Both a & b are nonsense --- What really happens is simply that in all cases, wealth or cash equal to the interest is transferred from the borrower to the lender.

This all ignores what the borrower does with the money he borrows. If he buys seed with the money and raises crops -- he has created wealth in the form of those crops -- that wealth is traded for any other form of wealth --- including diamonds or whatever -- or for a cancelation of the debt owed to the lender. At the end of all transactions -- no new money is created or lost within the system. Wealth is created or lost -- but not money.

If new wealth is created and the loan is paid back -- the result will be deflation -- because the money stays constant. If the wealth stays the same -- there will be no inflation or deflation.

If, through a depreciation of wealth , the total wealth is decreased -- there will be inflation.

So, in total -- there can be inflation or deflation or neither -- depending on a number of factors.

[2] That is not “the standard answer” it is only one reason for Inflation. Infllation, or the reduced buying power of cash can be caused by all sorts of things including a reduction in the amount of goods available. It might be an interesting exercise to list all the possible sourcs of inflation in an economic system --- I will bet there are 10 or more logical reasons for inflation.
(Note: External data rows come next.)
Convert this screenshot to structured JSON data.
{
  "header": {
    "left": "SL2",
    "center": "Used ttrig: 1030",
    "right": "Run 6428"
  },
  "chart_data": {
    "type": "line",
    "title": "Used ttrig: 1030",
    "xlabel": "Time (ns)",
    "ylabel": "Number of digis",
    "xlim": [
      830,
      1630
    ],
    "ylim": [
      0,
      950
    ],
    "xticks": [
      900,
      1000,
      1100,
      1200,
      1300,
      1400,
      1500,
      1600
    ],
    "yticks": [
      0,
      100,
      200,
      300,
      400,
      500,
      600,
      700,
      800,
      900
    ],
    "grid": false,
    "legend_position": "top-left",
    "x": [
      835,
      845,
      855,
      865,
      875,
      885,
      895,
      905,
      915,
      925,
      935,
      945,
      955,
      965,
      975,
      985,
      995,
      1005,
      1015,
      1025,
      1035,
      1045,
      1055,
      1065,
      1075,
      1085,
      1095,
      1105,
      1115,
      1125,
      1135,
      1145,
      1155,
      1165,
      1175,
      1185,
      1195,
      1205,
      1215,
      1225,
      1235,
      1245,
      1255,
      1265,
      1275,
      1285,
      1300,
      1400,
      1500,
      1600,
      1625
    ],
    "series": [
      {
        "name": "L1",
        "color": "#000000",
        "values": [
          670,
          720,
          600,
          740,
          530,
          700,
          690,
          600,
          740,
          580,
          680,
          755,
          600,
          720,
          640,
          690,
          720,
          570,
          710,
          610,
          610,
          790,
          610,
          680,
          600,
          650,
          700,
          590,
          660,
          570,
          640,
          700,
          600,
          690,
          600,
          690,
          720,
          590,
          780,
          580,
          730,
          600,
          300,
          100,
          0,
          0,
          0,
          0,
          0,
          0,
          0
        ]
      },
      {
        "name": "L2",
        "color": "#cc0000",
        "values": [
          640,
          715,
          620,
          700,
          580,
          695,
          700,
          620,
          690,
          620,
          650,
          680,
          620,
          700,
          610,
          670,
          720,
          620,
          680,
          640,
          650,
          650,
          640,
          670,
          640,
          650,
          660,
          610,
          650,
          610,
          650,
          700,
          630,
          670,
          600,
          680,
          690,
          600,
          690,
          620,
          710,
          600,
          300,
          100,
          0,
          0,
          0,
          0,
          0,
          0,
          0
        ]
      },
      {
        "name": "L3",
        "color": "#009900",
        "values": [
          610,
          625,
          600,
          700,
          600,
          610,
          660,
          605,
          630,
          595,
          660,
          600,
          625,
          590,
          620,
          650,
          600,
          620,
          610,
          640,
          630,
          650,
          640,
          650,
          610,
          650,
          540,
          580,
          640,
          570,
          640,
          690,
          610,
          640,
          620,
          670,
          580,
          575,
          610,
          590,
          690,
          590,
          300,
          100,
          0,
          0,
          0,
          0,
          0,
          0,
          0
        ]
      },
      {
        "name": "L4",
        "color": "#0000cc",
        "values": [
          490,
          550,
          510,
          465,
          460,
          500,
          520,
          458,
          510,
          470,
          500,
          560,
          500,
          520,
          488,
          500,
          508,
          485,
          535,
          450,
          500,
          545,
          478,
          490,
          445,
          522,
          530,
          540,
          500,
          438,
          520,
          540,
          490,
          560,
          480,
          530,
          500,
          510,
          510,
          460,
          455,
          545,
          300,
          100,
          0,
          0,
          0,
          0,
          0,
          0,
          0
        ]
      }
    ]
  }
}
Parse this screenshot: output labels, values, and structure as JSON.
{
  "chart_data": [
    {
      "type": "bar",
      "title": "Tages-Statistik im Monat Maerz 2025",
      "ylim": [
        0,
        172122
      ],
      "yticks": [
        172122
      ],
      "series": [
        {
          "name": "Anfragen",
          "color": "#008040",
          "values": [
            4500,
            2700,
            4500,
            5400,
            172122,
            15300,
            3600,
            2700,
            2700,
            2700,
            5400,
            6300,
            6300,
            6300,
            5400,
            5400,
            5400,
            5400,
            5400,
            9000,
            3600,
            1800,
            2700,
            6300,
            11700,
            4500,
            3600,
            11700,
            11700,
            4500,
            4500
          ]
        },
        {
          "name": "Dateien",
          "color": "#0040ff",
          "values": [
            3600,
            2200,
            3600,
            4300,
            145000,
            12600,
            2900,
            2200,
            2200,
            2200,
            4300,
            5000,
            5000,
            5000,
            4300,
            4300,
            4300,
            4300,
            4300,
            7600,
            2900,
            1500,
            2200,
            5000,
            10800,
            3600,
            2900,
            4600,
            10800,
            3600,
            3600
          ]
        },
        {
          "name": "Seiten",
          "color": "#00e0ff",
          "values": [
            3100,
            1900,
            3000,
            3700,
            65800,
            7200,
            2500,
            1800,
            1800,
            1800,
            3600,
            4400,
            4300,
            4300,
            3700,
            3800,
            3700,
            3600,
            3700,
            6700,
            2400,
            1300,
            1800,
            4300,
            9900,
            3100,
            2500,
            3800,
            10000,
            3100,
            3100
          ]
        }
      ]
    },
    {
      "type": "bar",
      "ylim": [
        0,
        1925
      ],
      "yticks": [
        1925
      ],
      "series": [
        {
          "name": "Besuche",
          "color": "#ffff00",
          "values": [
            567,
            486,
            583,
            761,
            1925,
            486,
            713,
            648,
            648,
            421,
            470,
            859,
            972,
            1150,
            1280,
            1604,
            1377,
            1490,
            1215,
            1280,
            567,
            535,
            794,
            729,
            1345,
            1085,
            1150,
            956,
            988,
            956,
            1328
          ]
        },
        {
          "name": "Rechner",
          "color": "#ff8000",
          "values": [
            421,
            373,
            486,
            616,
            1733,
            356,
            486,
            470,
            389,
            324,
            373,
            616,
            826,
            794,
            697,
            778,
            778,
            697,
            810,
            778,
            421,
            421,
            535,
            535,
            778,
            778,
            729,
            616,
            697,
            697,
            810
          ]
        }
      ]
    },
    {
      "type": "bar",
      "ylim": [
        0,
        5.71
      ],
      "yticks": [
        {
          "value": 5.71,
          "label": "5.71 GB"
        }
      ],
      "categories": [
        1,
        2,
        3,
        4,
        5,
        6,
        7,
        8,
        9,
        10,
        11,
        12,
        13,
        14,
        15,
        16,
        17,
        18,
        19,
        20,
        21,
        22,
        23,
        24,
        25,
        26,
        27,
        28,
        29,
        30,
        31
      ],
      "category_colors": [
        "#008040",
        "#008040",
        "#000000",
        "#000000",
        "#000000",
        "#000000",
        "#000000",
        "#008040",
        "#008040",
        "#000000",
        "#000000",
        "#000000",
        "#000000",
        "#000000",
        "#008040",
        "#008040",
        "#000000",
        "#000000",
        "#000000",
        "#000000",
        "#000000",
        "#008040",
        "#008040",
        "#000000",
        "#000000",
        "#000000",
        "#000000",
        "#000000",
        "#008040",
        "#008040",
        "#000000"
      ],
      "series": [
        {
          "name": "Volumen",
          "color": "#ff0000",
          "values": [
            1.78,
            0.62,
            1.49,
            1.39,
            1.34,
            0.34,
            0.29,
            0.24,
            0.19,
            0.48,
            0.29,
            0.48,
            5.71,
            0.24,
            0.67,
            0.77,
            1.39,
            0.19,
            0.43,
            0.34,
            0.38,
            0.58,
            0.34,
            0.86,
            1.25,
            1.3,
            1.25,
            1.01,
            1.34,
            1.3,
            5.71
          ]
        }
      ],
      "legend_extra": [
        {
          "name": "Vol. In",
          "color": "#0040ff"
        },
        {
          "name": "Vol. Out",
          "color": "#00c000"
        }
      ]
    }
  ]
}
[3] Not true -- money can be spent into the sysytem if the government that runs the system uses the money to pay for services or products used by that government. I am certain there are at least 20 sensible ways money could be inserted in a system. For instance the government can run a lottery and simply give the money to the lottery winner. Or the government can use the money to pay for roads, waterways, airports, healthcare, social programs, infrastructure development, exploration, education, scientific research, or whatever.

[4] Who has been telling us all that for "all (y)our life" -- not anyone with any sense.

[5] What about money that is spent into the system?

[6] This is total nonsense for a few reasons. (A) It sets up a premise that does not happen in a real-world sysytem. (B) Money is not only lent into the system -- it is also (C) spent into the system if the people involved have any sense. (D) Interest does not usually cause any deficit of money.


TO SUM UP:

Wealth will naturally increase in every system where new wealth is created from natural resources which are not booked as wealth until some person turns them into products for sale in a market.

Wealth will naturally decrease through depreciation or waste.

Money can increase by government spending of new money it creates.

Loans do not increase the money supply over the long run -- because loans are usually paid back and that extinguishes the borrowed money.

Inflation or deflation happens as a result of the interplay between all these factors and a bunch of other things.


The worse part about this report is that error-filled writing like this is all over the Internet. Lots of people accept it as being true because they see it in so many places.